Startups founded without a strong operational foundation with high valuations often face the risk of decline in the industry.
Back-to-back funding for AI startups
Artificial intelligence (AI) startups such as OpenAI, Anthropic, Mercor, and Cursor have raised several rounds of funding from investors in 2025 amid looming concerns about a widespread AI bubble.
OpenAI, one of the largest startups in the artificial intelligence space, achieved a $500 billion valuation last month, above its $300 valuation level in March 2025. The company started this year with a $157 billion valuation, which it raised in an October 2024 financing round.
According to the news portal’s report, OpenAI’s valuation will increase by approximately $1 billion per day between October 2024 and October 2025, indicating an increase of $29 billion every month.
Artificial intelligence food chain and recruiting startup Mercor reportedly raised $100 million in a Series B round in February 2025 at a $2 billion valuation, and again raised $350 million in an October 2025 round, pushing the startup’s valuation to $10 billion.
According to the news portal’s report, companies such as Cursor, Reflection AI, OpenEvidence, Lila Sciences, Harmonic, Fal, Abridge and Doppel have completed two or more funding rounds in 2025, while other startups such as Harvey and Databricks are reportedly in talks for a third round.

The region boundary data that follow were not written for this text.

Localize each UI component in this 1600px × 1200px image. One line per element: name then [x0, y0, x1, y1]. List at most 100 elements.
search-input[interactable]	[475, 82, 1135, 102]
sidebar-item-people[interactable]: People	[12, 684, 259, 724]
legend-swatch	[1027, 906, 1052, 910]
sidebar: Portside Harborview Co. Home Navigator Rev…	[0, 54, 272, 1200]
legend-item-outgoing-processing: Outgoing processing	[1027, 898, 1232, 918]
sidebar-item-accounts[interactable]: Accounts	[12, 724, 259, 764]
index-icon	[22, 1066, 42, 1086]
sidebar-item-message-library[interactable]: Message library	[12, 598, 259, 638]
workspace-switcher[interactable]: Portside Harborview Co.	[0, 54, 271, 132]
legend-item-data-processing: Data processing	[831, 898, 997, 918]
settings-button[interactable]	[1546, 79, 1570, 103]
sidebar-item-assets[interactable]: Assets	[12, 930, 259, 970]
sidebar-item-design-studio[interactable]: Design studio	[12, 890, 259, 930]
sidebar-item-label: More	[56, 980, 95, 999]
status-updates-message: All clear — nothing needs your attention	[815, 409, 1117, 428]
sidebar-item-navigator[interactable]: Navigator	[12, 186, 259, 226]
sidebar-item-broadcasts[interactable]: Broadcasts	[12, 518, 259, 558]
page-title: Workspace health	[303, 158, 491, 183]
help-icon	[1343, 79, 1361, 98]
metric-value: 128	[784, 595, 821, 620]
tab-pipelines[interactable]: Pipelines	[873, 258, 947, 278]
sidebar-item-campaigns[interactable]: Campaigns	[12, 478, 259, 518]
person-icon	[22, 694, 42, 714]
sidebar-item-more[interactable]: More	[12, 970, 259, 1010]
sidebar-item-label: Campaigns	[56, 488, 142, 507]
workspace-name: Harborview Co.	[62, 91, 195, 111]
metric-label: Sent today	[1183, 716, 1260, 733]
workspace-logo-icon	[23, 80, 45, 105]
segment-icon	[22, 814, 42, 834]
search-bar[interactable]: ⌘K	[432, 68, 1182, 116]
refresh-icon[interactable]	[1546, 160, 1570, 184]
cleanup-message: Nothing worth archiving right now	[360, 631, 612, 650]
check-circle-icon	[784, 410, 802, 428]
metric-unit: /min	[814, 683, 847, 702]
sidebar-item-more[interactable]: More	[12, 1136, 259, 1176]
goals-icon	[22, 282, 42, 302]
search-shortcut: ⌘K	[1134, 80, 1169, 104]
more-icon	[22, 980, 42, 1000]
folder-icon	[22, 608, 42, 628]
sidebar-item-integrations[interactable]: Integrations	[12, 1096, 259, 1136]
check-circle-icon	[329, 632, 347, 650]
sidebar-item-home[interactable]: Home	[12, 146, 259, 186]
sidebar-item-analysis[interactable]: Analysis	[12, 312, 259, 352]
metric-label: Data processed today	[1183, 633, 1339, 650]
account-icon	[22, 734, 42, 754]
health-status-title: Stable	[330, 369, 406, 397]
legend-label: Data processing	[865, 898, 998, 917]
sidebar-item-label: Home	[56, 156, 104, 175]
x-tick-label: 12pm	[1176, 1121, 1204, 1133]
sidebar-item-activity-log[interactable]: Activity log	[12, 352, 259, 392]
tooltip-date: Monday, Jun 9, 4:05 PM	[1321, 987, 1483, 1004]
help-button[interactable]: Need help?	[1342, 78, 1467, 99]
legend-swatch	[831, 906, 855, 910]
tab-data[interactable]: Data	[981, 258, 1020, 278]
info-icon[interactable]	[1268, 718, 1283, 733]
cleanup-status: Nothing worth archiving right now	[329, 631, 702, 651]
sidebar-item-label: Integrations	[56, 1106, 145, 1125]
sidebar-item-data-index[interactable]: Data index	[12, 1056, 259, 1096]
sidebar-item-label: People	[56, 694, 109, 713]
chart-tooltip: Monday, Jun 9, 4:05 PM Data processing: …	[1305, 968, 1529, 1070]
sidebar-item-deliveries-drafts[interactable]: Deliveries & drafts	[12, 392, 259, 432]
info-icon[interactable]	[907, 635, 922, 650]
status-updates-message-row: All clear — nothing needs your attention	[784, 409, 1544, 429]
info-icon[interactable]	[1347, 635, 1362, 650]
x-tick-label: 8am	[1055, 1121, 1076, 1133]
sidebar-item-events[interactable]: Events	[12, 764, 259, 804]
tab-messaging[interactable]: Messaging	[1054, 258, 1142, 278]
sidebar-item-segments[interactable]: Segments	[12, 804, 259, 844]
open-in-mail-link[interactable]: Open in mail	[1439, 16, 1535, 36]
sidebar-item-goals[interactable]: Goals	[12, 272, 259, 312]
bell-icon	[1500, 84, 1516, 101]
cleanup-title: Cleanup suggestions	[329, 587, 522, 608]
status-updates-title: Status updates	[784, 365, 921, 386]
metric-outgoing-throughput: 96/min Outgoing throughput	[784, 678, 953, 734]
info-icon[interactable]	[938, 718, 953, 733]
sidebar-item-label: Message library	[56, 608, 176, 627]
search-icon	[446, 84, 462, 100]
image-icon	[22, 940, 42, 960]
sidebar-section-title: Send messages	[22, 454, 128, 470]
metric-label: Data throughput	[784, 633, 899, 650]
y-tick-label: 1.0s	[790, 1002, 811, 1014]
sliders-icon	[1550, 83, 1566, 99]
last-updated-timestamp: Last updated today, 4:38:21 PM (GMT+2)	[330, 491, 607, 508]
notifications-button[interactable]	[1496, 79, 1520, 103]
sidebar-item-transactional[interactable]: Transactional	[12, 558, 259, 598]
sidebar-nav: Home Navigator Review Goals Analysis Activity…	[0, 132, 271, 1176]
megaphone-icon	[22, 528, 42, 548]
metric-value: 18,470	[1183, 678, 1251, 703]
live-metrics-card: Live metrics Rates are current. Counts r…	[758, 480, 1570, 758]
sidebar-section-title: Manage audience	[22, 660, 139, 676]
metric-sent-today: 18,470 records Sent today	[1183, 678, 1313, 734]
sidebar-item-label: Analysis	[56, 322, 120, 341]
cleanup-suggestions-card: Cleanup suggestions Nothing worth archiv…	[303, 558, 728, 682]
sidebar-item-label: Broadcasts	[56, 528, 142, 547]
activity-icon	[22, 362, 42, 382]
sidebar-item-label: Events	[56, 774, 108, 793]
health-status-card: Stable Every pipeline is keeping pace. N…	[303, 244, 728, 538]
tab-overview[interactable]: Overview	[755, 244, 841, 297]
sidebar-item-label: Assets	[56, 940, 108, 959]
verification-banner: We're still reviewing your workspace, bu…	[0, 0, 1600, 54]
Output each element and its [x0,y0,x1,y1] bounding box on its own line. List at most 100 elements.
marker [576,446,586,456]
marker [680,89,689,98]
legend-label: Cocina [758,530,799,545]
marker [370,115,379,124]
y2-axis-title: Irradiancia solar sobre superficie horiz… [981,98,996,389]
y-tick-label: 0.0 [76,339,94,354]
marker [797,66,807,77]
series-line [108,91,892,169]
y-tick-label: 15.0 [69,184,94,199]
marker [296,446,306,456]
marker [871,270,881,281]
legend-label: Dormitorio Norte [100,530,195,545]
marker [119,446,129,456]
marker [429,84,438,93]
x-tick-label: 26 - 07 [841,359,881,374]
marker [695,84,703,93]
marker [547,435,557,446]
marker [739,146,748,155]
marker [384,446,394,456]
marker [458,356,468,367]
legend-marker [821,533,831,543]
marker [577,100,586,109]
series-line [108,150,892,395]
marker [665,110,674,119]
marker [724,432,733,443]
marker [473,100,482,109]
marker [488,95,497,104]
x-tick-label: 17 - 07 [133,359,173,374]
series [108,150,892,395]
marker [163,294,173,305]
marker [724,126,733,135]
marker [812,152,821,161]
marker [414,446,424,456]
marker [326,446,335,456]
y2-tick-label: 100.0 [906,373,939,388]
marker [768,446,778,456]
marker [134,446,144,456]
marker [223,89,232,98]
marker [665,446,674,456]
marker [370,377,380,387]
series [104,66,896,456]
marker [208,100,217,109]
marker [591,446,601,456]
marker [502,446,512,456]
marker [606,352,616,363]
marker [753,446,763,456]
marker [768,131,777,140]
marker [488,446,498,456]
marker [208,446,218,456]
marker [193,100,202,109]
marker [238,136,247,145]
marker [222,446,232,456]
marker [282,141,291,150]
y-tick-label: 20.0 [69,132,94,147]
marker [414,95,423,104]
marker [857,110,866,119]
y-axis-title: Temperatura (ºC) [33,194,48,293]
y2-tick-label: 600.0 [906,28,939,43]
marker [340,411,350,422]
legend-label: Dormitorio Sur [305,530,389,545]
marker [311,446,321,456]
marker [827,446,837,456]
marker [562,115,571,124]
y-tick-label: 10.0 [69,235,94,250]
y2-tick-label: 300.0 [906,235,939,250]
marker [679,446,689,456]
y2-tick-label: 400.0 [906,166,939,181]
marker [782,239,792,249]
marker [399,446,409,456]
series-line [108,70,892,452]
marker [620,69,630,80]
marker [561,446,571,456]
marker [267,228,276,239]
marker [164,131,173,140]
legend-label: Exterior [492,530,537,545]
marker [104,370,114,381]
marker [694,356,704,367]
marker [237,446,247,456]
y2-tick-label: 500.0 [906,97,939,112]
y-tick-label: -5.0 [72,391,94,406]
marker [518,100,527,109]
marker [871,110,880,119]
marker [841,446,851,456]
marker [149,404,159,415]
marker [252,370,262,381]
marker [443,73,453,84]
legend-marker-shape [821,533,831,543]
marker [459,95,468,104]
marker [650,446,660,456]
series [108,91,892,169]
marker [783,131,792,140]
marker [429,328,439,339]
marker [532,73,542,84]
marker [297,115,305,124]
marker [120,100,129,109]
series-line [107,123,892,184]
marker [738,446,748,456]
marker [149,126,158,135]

This venture financing frenzy follows the 2021 boom, which sparked multiple rounds of zero interest rate policy. Tom Biegala, co-founder of Bison Ventures, told the news portal that he feels the current market conditions are not like 2021.
“Companies go around for a spin…not because they have made any real progress or achieved any technical or commercial milestones,” said Tom Biegala, citing high investor excitement resulting from the effortless flow of financing.
This comes at a time when market investors fear a potential AI bubble in the US; because more and more companies are turning their attention and money to investing in artificial intelligence.
Key Takeaways
- Multiple funding rounds for a startup can become a dangerous liability if the company’s focus shifts from building its organization to raising funds.
- Startups like OpenAI, Anthropic, and Mercor are among other startups raising two or more funding rounds in 2025.
- This venture financing frenzy follows the 2021 boom, which sparked multiple rounds of zero interest rate policy.